Reminder that Mozilla's Common Voice project accepts voice donations! https://voice.mozilla.org/
Kabylia is a region in the north of Algeria mostly inhabited by Berber people who are bilingual in Algerian Arabic and Kabyle. In recent years, an independence movement has developed that emphasizes Kabyle over Arabic for reasons of internal cohesion. To confuse matters, there's also a pan-Berber movement denying the existence of a separate Kabyle language, classifying it as a dialect of Berber/Tamazight instead.
Those heated politics have led to a large number of Kabyles contributing to various linguistic corpus projects to gain visibility for their cause. E.g. trying to overtake Berber on https://tatoeba.org/stats/sentences_by_language (As far as I know, Mozilla's Common Voice shares data with the Tatoeba project.)
The recordings are public domain audio books of public domain books, so the licensing should be fine. The audio isn't annotated, but given the value involved I think it would be worth attempting to use forced alignment to annotate the recordings with their public domain source texts. Forced alignment using the sort of speech recognizer you're trying to train in the first place may be a bit "chicken and the egg", but from some experiments I've run myself existing open source speech recognizers can do it reasonably well. Humans could manually tune up the alignment to improve the quality if necessary.
As for motivating people to actually do that mundane work... well these are audio books so maybe the work isn't so mundane after all! The LibriVox recording of Tom Sawyer (read by John Greenman: https://librivox.org/tom-sawyer-by-mark-twain/) is pretty great and has been listened to by millions of people. If somebody created a "read along" web app that showed you the text of the book from Project Gutenberg getting highlighted as the audiobook from LibriVox was played, users who have an interest in reading/hearing the book could have their attention held by Mark Twain and with the right UI provide fine tuning for the forced alignment at the same time.
 Panayotov, V., Chen, G., Povey, D. and Khudanpur, S. (2015). LibriSpeech: an ASR corpus based on public domain audio books. Proc. ICASSP. http://www.danielpovey.com/files/2015_icassp_librispeech.pdf
This project doesn't look like it's particularly easy to build: https://github.com/facebookresearch/wav2letter/blob/master/d...
I've been looking into things like mozilla/deepspeech and other open source libraries for automatically converting my messages to text. I'll have to take a look at this project as well!
Sounds like a shill and I don’t really care.

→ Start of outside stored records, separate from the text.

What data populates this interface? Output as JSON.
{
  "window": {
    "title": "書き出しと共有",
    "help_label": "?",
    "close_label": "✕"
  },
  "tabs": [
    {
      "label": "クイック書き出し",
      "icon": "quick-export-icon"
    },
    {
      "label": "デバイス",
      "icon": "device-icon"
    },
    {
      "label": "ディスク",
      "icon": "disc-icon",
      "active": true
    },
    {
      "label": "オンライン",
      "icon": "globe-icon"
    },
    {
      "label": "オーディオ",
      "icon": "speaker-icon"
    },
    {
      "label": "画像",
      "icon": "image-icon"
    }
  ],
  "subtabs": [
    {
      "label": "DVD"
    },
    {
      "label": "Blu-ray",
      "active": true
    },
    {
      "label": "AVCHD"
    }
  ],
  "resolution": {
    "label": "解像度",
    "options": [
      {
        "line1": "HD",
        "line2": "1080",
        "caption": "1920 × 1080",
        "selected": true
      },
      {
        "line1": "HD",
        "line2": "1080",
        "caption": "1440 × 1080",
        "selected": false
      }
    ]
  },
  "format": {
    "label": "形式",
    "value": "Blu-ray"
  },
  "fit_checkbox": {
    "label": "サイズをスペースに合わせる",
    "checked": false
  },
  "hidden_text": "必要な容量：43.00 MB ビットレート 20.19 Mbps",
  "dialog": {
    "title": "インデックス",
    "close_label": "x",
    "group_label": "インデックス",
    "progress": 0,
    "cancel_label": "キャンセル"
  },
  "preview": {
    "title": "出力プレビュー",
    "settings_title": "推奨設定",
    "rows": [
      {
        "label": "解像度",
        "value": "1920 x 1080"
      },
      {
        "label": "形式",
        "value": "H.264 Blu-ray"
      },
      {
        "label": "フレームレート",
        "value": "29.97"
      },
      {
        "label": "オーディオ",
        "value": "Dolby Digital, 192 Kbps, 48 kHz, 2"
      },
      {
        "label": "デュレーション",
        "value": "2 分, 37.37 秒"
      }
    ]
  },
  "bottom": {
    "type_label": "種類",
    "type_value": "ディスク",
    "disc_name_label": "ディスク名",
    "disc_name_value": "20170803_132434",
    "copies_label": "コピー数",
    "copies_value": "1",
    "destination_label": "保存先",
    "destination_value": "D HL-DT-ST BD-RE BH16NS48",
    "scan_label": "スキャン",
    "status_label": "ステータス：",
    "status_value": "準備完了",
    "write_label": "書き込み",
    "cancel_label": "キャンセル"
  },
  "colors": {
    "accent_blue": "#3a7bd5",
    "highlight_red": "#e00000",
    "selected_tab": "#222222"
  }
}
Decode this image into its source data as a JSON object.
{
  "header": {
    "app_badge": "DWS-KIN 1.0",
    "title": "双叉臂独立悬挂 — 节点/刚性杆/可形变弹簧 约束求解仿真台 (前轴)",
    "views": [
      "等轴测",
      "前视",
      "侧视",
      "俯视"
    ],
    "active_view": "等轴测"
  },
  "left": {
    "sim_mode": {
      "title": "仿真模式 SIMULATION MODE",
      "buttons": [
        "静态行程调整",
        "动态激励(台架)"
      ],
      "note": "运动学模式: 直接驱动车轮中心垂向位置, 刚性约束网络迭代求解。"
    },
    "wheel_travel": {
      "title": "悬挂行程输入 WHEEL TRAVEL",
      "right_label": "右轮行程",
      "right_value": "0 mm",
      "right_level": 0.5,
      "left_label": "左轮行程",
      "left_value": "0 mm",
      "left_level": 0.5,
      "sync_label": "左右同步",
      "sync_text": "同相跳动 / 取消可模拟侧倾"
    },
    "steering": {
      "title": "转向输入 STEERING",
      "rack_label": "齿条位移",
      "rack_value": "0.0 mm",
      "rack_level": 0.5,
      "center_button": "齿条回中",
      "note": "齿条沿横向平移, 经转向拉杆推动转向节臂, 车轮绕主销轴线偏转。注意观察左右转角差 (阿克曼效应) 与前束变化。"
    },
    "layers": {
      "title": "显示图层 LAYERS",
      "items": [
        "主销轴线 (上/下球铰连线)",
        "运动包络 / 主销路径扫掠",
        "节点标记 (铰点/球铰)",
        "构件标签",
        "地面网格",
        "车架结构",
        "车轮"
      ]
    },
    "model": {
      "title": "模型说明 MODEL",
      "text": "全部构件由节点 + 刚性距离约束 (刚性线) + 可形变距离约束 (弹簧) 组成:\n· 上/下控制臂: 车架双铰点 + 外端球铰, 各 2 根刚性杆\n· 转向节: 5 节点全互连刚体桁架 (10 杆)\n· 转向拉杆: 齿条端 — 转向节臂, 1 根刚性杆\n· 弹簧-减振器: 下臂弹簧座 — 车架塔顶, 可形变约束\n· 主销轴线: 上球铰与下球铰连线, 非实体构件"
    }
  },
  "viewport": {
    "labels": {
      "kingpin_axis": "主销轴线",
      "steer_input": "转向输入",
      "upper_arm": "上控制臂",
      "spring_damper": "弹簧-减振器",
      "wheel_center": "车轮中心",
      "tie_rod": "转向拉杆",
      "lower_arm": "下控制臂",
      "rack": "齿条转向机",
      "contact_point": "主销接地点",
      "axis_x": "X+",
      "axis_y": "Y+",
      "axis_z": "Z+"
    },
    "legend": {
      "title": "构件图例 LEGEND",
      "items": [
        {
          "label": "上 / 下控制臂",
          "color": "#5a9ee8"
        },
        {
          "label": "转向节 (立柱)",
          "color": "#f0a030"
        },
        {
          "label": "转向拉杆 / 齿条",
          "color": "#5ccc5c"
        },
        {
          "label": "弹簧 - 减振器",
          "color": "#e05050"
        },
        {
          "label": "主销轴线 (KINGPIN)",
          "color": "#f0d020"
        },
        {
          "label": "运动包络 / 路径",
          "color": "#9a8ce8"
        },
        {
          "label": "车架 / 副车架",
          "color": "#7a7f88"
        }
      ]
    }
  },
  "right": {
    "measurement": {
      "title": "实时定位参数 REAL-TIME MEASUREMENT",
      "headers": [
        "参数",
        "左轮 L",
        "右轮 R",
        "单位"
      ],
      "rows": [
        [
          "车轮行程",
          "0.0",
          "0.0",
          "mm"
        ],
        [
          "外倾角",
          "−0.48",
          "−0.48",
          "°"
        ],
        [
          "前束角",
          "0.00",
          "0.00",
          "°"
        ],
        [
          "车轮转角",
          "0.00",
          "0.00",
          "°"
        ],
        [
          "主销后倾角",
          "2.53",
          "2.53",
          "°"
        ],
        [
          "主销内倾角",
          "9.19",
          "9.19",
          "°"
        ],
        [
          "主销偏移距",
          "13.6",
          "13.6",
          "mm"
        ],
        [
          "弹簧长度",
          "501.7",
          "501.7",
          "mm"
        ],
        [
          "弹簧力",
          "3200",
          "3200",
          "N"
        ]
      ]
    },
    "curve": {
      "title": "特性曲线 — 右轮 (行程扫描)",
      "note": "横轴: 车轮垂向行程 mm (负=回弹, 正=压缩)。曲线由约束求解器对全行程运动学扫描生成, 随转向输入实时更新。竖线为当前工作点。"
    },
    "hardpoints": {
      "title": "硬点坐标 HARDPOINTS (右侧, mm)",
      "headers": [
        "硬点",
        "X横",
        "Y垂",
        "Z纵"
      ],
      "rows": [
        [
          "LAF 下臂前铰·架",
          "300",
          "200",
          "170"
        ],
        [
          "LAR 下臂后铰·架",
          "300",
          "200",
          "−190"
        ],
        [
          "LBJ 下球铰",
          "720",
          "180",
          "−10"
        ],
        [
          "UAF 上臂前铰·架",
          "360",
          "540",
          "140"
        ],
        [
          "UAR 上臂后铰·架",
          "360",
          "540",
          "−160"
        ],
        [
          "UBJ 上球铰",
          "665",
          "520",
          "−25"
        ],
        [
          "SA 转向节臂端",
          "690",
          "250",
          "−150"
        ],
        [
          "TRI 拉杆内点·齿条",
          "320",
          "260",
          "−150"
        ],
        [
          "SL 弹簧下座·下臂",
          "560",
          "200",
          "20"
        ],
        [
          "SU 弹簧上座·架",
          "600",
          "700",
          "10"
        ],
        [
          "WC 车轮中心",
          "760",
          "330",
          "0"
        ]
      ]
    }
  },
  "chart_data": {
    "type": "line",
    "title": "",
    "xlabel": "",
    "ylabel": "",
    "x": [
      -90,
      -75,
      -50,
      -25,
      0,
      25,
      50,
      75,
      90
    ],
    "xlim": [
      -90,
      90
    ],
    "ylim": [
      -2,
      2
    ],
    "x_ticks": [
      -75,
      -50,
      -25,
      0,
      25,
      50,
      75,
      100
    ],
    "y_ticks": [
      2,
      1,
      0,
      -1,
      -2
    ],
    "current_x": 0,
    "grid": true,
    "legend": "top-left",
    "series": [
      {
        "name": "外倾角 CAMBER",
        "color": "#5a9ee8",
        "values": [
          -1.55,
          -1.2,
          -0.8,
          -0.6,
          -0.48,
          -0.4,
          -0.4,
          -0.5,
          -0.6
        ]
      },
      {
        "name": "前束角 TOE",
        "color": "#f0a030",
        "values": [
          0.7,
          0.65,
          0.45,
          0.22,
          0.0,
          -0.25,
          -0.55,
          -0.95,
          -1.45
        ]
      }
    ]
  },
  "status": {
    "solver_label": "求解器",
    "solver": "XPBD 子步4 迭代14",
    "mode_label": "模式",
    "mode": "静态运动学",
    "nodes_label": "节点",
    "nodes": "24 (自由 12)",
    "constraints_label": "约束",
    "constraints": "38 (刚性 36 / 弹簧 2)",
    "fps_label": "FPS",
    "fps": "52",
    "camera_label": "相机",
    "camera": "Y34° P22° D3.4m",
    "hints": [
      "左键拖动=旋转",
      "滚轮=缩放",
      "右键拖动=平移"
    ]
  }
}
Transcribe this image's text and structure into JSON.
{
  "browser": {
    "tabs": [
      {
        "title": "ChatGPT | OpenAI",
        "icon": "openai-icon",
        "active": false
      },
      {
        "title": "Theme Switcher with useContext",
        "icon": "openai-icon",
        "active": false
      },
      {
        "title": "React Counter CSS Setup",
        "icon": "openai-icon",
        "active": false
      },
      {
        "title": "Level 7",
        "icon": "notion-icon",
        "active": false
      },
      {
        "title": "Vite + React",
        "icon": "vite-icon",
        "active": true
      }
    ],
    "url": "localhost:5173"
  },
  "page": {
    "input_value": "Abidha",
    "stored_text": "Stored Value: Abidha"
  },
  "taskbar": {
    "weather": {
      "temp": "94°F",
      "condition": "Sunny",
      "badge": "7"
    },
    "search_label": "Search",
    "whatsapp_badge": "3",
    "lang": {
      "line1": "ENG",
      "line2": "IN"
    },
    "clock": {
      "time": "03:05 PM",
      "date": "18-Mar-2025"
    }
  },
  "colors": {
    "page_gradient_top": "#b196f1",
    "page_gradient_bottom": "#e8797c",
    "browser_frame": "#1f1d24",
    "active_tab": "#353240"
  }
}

I’m a premium member with 6,000 minutes of transcript time per month (and sometimes I’ve used almost all of it) and I couldn’t be happier.
You can export everything, support and head of product are kind and responsive, and you can click in the transcription anywhere and it will play the audio at that point.
Exactly what I need.
My main complain is that it’s geared towards corporate environments for conferences, meetings, etc, and so the grouping isn’t exactly what I like, but I was my text editor to keep the links more to my liking.
Being able to search by word hundreds of hours of my thoughts is a fantastically empowering experience and I hope you find the same.
Let me know what you think! Shoot me an email if you want to chat about it ever. If you can't tell I'm a pretty big fan.
Whether it's ethical to contribute back to the project knowing that the unethical creator might derive unethical utility from your contributions, is perhaps slightly more complicated. However the same could be said of any open source project, you could create something new wholly from scratch and if you release it publicly, somebody else could use it for something unethical.
I commend your consideration of ethical concerns, which I think is lacking in the tech industry today. But in this particular case I don't believe there is too much cause for concern.
If your use of it contributes to its popularity, perhaps becoming the standard of X area, does that give Facebook the company more power and possibly enable other unethical actions?
I think it's probably not as much of a worry given the narrowness of the area, but I do think this is something to consider when it comes to React for example.